In case you’re wondering what happened during my 5-year hiatus, I’d like to share a few brief updates on my life since my previous “final” post.
- After 6 years in university, I finally graduated with a degree in Computer Engineering. I’m not sure what that means, exactly, but many adults seemed to think it was a good thing to collect.
- I let all of my professors down by opting to become a traveling bum instead of getting a desk job. In 2012, I traveled around this blue and green orb God gave us (also known as Earth) and discovered friendly, hopeful people all over the place. The year-long experience involved many long bus rides, sleeping on park benches, eating frogs, walking cheetahs, and seeing the number $0 on my bank statements. (I was also lucky enough to spend Christmas in Malaysia with a fellow jaw hero!)
- I met a girl named Roma along the way and then married her a year later. If you’re interested, you can read a bit of our sappy little love story.
- We moved to Thailand because we’re wimps when it comes to winter in Canada. We have not stopped sweating since that day. 😅
- My commitment to being a computer geek finally paid off and spurred a career in programming. I now work as a remote software engineer from all corners of the world. (Today, I’m writing this blog post from the town of Siem Reap in Cambodia.)
- I learned that I like cats.
Since this is a blog about jaw surgery, I suppose an update on the current state of my jaw would prove useful as well. 😁
- I still wear my retainer 2 nights per week, a habit lovingly enforced by my wife.
- I now floss every single night, another habit
forcedencouraged by Roma.
- I still have permanent numb patches in my lower lip and chin, but they do not negatively impact my life in any way (except maybe for those awkward moments when I have water running down my chin and nobody has the courage to tell me about it).
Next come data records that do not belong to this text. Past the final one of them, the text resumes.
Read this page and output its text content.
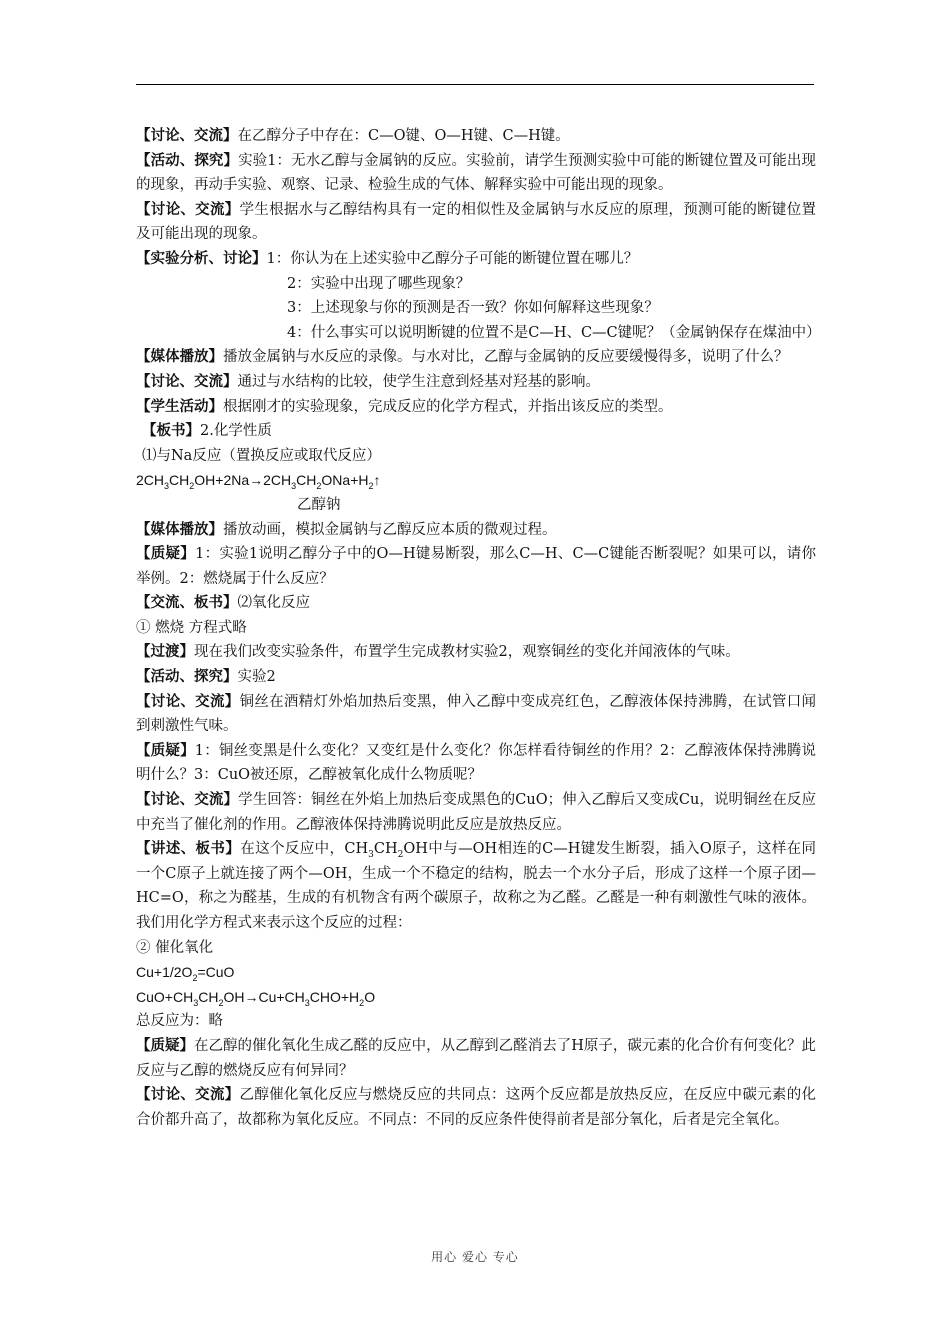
【讨论、交流】在乙醇分子中存在：C—O键、O—H键、C—H键。

【活动、探究】实验1：无水乙醇与金属钠的反应。实验前，请学生预测实验中可能的断键位置及可能出现的现象，再动手实验、观察、记录、检验生成的气体、解释实验中可能出现的现象。

【讨论、交流】学生根据水与乙醇结构具有一定的相似性及金属钠与水反应的原理，预测可能的断键位置及可能出现的现象。

【实验分析、讨论】1：你认为在上述实验中乙醇分子可能的断键位置在哪儿？

2：实验中出现了哪些现象？

3：上述现象与你的预测是否一致？你如何解释这些现象？

4：什么事实可以说明断键的位置不是C—H、C—C键呢？（金属钠保存在煤油中）

【媒体播放】播放金属钠与水反应的录像。与水对比，乙醇与金属钠的反应要缓慢得多，说明了什么？

【讨论、交流】通过与水结构的比较，使学生注意到烃基对羟基的影响。

【学生活动】根据刚才的实验现象，完成反应的化学方程式，并指出该反应的类型。

【板书】2.化学性质

⑴与Na反应（置换反应或取代反应）

$2CH_3CH_2OH+2Na\to 2CH_3CH_2ONa+H_2↑$

乙醇钠

【媒体播放】播放动画，模拟金属钠与乙醇反应本质的微观过程。

【质疑】1：实验1说明乙醇分子中的O—H键易断裂，那么C—H、C—C键能否断裂呢？如果可以，请你举例。2：燃烧属于什么反应？

【交流、板书】⑵氧化反应

① 燃烧 方程式略

【过渡】现在我们改变实验条件，布置学生完成教材实验2，观察铜丝的变化并闻液体的气味。

【活动、探究】实验2

【讨论、交流】铜丝在酒精灯外焰加热后变黑，伸入乙醇中变成亮红色，乙醇液体保持沸腾，在试管口闻到刺激性气味。

【质疑】1：铜丝变黑是什么变化？又变红是什么变化？你怎样看待铜丝的作用？2：乙醇液体保持沸腾说明什么？3：CuO被还原，乙醇被氧化成什么物质呢？

【讨论、交流】学生回答：铜丝在外焰上加热后变成黑色的CuO；伸入乙醇后又变成Cu，说明铜丝在反应中充当了催化剂的作用。乙醇液体保持沸腾说明此反应是放热反应。

【讲述、板书】在这个反应中，$CH_3CH_2OH$中与—OH相连的C—H键发生断裂，插入O原子，这样在同一个C原子上就连接了两个—OH，生成一个不稳定的结构，脱去一个水分子后，形成了这样一个原子团—HC=O，称之为醛基，生成的有机物含有两个碳原子，故称之为乙醛。乙醛是一种有刺激性气味的液体。我们用化学方程式来表示这个反应的过程：

② 催化氧化

$Cu+1/2O_2=CuO$

$CuO+CH_3CH_2OH\to Cu+CH_3CHO+H_2O$

总反应为：略

【质疑】在乙醇的催化氧化生成乙醛的反应中，从乙醇到乙醛消去了H原子，碳元素的化合价有何变化？此反应与乙醇的燃烧反应有何异同？

【讨论、交流】乙醇催化氧化反应与燃烧反应的共同点：这两个反应都是放热反应，在反应中碳元素的化合价都升高了，故都称为氧化反应。不同点：不同的反应条件使得前者是部分氧化，后者是完全氧化。

用心 爱心 专心
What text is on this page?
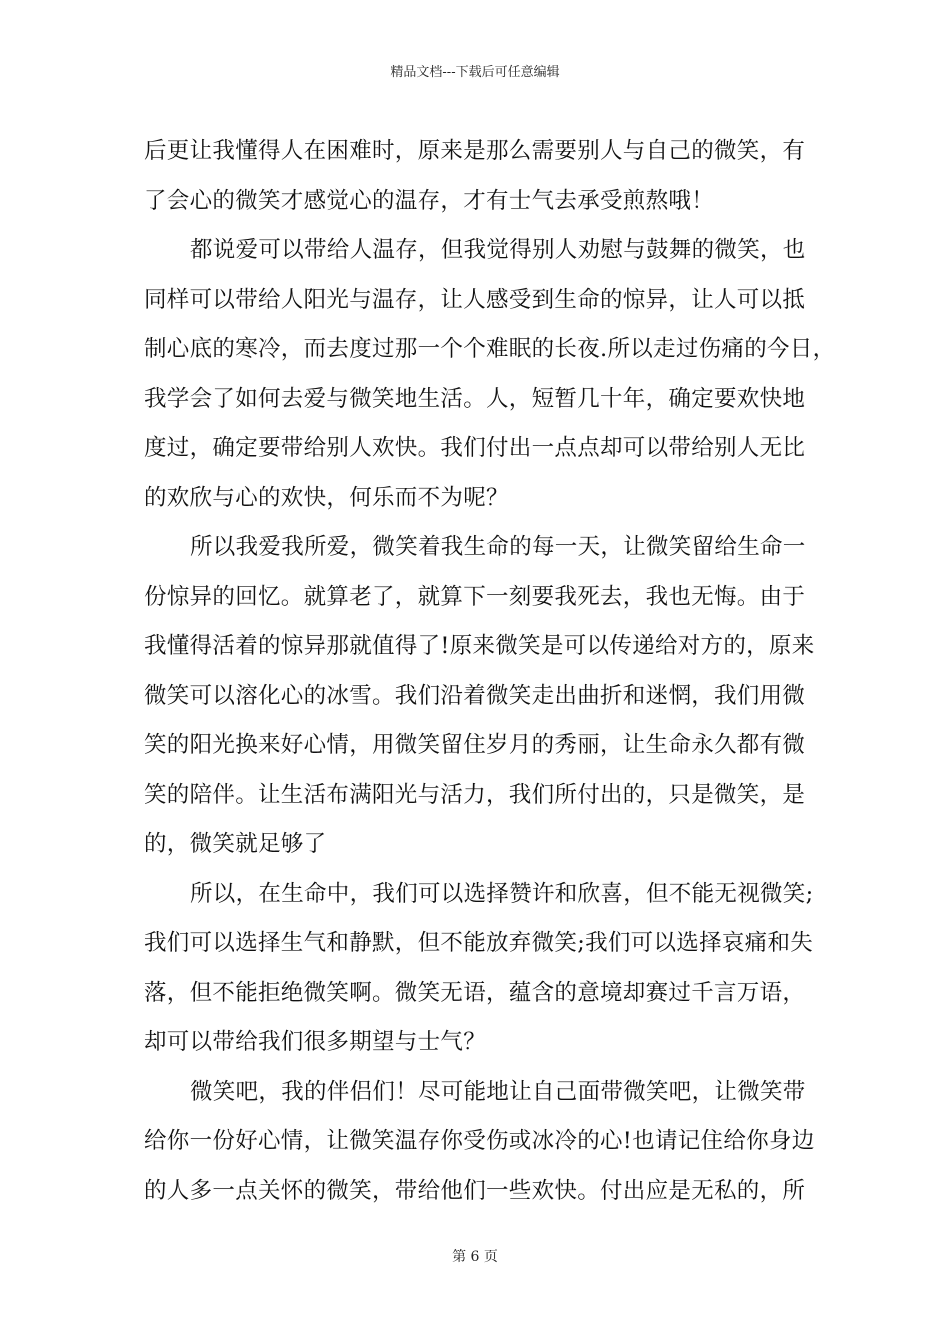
精品文档---下载后可任意编辑
后更让我懂得人在困难时，原来是那么需要别人与自己的微笑，有
了会心的微笑才感觉心的温存，才有士气去承受煎熬哦！
都说爱可以带给人温存，但我觉得别人劝慰与鼓舞的微笑，也
同样可以带给人阳光与温存，让人感受到生命的惊异，让人可以抵
制心底的寒冷，而去度过那一个个难眠的长夜.所以走过伤痛的今日，
我学会了如何去爱与微笑地生活。人，短暂几十年，确定要欢快地
度过，确定要带给别人欢快。我们付出一点点却可以带给别人无比
的欢欣与心的欢快，何乐而不为呢？
所以我爱我所爱，微笑着我生命的每一天，让微笑留给生命一
份惊异的回忆。就算老了，就算下一刻要我死去，我也无悔。由于
我懂得活着的惊异那就值得了!原来微笑是可以传递给对方的，原来
微笑可以溶化心的冰雪。我们沿着微笑走出曲折和迷惘，我们用微
笑的阳光换来好心情，用微笑留住岁月的秀丽，让生命永久都有微
笑的陪伴。让生活布满阳光与活力，我们所付出的，只是微笑，是
的，微笑就足够了
所以，在生命中，我们可以选择赞许和欣喜，但不能无视微笑;
我们可以选择生气和静默，但不能放弃微笑;我们可以选择哀痛和失
落，但不能拒绝微笑啊。微笑无语，蕴含的意境却赛过千言万语，
却可以带给我们很多期望与士气？
微笑吧，我的伴侣们！尽可能地让自己面带微笑吧，让微笑带
给你一份好心情，让微笑温存你受伤或冰冷的心!也请记住给你身边
的人多一点关怀的微笑，带给他们一些欢快。付出应是无私的，所
第 6 页
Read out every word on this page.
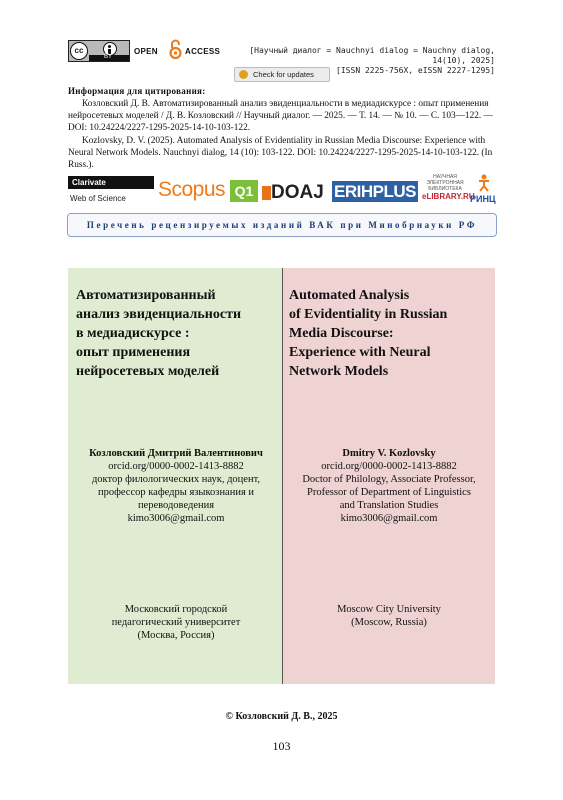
cc
BY
OPEN	ACCESS	[Научный диалог = Nauchnyi dialog = Nauchny dialog, 14(10), 2025]
[ISSN 2225-756X, eISSN 2227-1295]
Check for updates
Информация для цитирования:

Козловский Д. В. Автоматизированный анализ эвиденциальности в медиадискурсе : опыт применения нейросетевых моделей / Д. В. Козловский // Научный диалог. — 2025. — Т. 14. — № 10. — С. 103—122. — DOI: 10.24224/2227-1295-2025-14-10-103-122.

Kozlovsky, D. V. (2025). Automated Analysis of Evidentiality in Russian Media Discourse: Experience with Neural Network Models. Nauchnyi dialog, 14 (10): 103-122. DOI: 10.24224/2227-1295-2025-14-10-103-122. (In Russ.).

Clarivate
Web of Science Scopus Q1 DOAJ ERIHPLUS
НАУЧНАЯ ЭЛЕКТРОННАЯ БИБЛИОТЕКА
eLIBRARY.RU
РИНЦ
Перечень рецензируемых изданий ВАК при Минобрнауки РФ
Автоматизированный
анализ эвиденциальности
в медиадискурсе :
опыт применения
нейросетевых моделей
Automated Analysis
of Evidentiality in Russian
Media Discourse:
Experience with Neural
Network Models
Козловский Дмитрий Валентинович
orcid.org/0000-0002-1413-8882
доктор филологических наук, доцент,
профессор кафедры языкознания и
переводоведения
kimo3006@gmail.com
Dmitry V. Kozlovsky
orcid.org/0000-0002-1413-8882
Doctor of Philology, Associate Professor,
Professor of Department of Linguistics
and Translation Studies
kimo3006@gmail.com
Московский городской
педагогический университет
(Москва, Россия)
Moscow City University
(Moscow, Russia)
© Козловский Д. В., 2025
103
- I can eat and drink anything and my open bite no longer affects my chewing.
Finally, even 5 full years after my recovery, I still highly recommend this surgery for anyone who has difficulty chewing or feels an extreme lack of confidence due to their smile.
If you have any questions, or perhaps just want to say hello, feel free to leave a comment below and I will happily respond.
I wish you all a very happy new year and hope to meet even more of you in 2016!